2.10. Category of unity (completion) of a work of fiction. The idea of a text’s system being closed correlates with the category of integrity as inherent in the whole of the text. In this way one can tell the text from a non-text. All the above mentioned text categories such as divisibility and coherence, prospection and retrospection, informativeness, local and temporal reference can be as well found on the lower syntactical level. On the contrary, both conceptuality and integrity are only peculiar to the whole of the text. An author-dependent intentional completeness of a text gives it a modal and pragmatic orientation. The author is a sole master here, for he/she decides where to put the full stop. This means that the concept is formed, the way to its understanding traced, the communication is over, and the system – closed.

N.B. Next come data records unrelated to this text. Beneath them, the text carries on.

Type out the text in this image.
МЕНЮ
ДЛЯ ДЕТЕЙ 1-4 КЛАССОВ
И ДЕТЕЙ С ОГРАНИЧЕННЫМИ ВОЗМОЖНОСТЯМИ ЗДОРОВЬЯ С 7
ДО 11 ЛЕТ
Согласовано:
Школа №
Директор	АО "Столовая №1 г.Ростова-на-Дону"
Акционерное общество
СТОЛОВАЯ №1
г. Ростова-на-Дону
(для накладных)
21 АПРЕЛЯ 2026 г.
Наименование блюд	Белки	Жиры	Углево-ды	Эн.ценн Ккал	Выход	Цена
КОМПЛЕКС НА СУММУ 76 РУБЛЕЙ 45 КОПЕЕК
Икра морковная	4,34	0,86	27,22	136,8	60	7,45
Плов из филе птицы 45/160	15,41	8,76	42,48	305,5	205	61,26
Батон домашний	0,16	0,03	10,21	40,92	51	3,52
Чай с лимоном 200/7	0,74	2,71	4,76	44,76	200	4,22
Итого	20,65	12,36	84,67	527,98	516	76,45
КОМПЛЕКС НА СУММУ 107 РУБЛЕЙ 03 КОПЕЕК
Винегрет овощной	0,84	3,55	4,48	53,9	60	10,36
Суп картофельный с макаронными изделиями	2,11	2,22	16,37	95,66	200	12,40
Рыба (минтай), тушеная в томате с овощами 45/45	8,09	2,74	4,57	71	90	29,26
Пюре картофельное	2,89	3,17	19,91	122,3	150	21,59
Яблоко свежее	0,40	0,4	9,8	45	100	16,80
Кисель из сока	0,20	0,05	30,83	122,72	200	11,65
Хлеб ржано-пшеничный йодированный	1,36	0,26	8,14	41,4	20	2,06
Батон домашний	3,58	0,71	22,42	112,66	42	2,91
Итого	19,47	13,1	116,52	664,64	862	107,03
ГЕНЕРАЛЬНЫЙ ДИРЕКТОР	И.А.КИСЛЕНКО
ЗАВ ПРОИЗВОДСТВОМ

2.11. Category of modality of a work of art. Modality is an invariable category of a fictional text. As well as there are no stylistically neutral texts, there are no texts deprived of modality. This is ontologically inherent in the text because it is a result of an author’s subjective reflection on reality. Everyone is highly selective while constructing his/her world picture. No one is able to embrace all the signs of all the objects. That’s why everyone picks out of this endless multitude those ones which fit to his/her outlook on life.
Accordingly, the modality of the text is not only displayed through modal and appraisal words (although they are very important to indicate the signs of author’s modality) but also through the choice of characteristics to represent some objects; through the choice of objects of narration reflective of an author’s milieu and world picture. The text modality comes into play before the text is created: it presumably starts from the first act of an author’s choice – that of a work’s topic and idea. Along with conceptuality, it stipulates all the stages of constructing the fictional reality, all the stages of selecting extralinguistic and linguistic material suiting for the work.
2.13. Pragmatic orientation of a work of art. A text’s pragmatic orientation (i.e. the inducement of the readers’ reactions) is very closely connected to the modality and conceptuality of the text. All the texts of all genres and functional styles account for the reciprocal action of their addressee, for a perlocutive effect (coming after illocution – a speech act). This reciprocal action can be either an outwardly expressed deed, or a speech act, or possibly, a “soul” action – a change of mind, feelings, and outlook on life.
The fiction is mostly oriented on the latter effect. The pragmatic orientation of text is established through such an organization of the textual system elements, which provides for readers’ attraction to the author’s side and convincing in author’s position (expressed through the concept).
The pragmatic orientation of the text can be expressed explicitly, when an author directly addresses the reader, invites him/her to follow the reasoning. “Dear reader” is kind of old-fashioned clichés for the purpose. However, even our contemporary, John Fowles actively persuades the reader to confirm righteousness of his words: "I would have you share my own sense" (The French Lieutenant's Woman).
More frequently, the author’s pragmatic purpose is realized not through the specially expressed reader’s involvement in the system of his arguments, but through the actualization of such elements of artistic structure, which can exert the maximum impact on the reader.